Yahoo! Labs

  • Download Dataset

  • You must have a Yahoo! account, register with the competition and complete a data sharing agreement before you can download the data.


The datasets come from web search ranking and are of a subset of what Yahoo! uses to train its ranking function. They consist of features vectors extracted from query-urls pairs along with relevance judgments. The relevance judgments can take 5 different values from 0 (irrelevant) to 4 (perfectly relevant). The queries, urls and features descriptions are not disclosed, only the feature values. There are two datasets for this challenge, each corresponding to a different country: a large one (labeled set1) and a small one (labeled set2). Both datasets are related, but also different to some extent. Each dataset is divided into 3 sets: training, validation, and test.

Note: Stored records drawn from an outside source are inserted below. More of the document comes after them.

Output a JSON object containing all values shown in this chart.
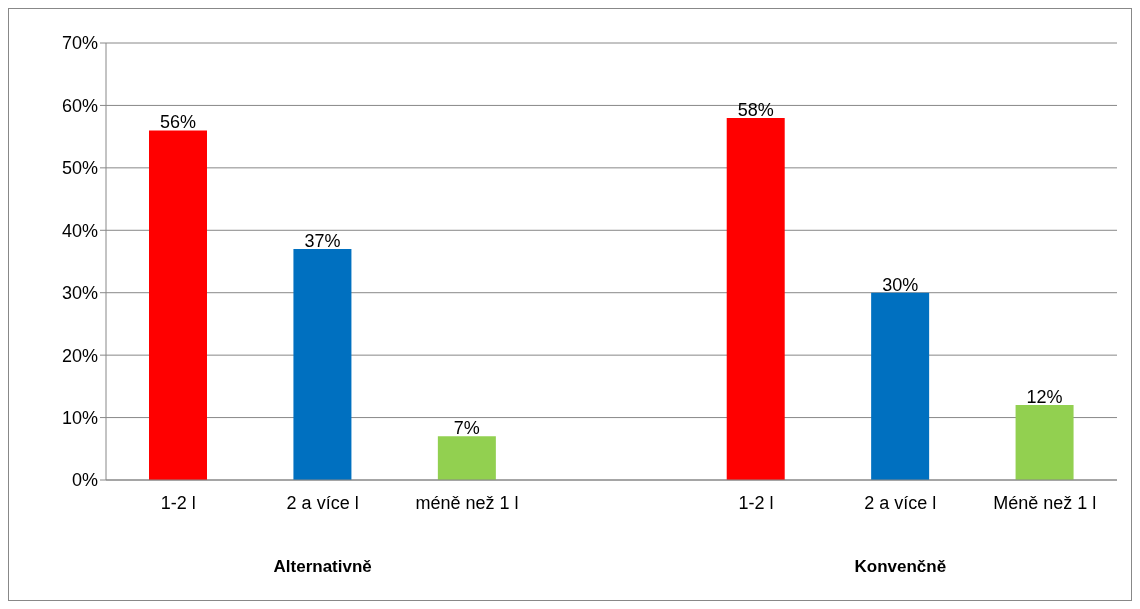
{
  "chart_data": {
    "type": "bar",
    "categories": [
      "1-2 l",
      "2 a více l",
      "méně než 1 l",
      null,
      "1-2 l",
      "2 a více l",
      "Méně než 1 l"
    ],
    "values": [
      56,
      37,
      7,
      null,
      58,
      30,
      12
    ],
    "colors": [
      "#ff0000",
      "#0070c0",
      "#92d050",
      null,
      "#ff0000",
      "#0070c0",
      "#92d050"
    ],
    "value_labels": [
      "56%",
      "37%",
      "7%",
      null,
      "58%",
      "30%",
      "12%"
    ],
    "ylim": [
      0,
      70
    ],
    "yticks": [
      {
        "value": 0,
        "label": "0%"
      },
      {
        "value": 10,
        "label": "10%"
      },
      {
        "value": 20,
        "label": "20%"
      },
      {
        "value": 30,
        "label": "30%"
      },
      {
        "value": 40,
        "label": "40%"
      },
      {
        "value": 50,
        "label": "50%"
      },
      {
        "value": 60,
        "label": "60%"
      },
      {
        "value": 70,
        "label": "70%"
      }
    ],
    "grid": "y",
    "legend": false,
    "annotations": [
      "Alternativně",
      "Konvenčně"
    ]
  }
}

The statistics for the various sets are as follows:

  Set 1 Set 2
  Train Val Test Train Val Test
# queries 19,944 2,994 6,983 1,266 1,266 3,798
# urls 473,134 71,083 165,660 34,815 34,881 103,174
# features 519 596

There are 700 features in total. Some of them are defined in set1 or set2 only, while some others are defined in both sets. When a feature is undefined for a set, its value is 0. All the features have been normalized to be in the [0,1] range.

Relevance labels on the validation and test sets are hidden and replaced by -1.


The format for each of the 6 files is the same as the one used in SVMLight

<line> .=. <relevance> qid:<qid> <feature>:<value> ... <feature>:<value> 
<relevance> .=. <integer>
<qid> .=. <positive integer>
<feature> .=. <positive integer>
<value> .=. <float>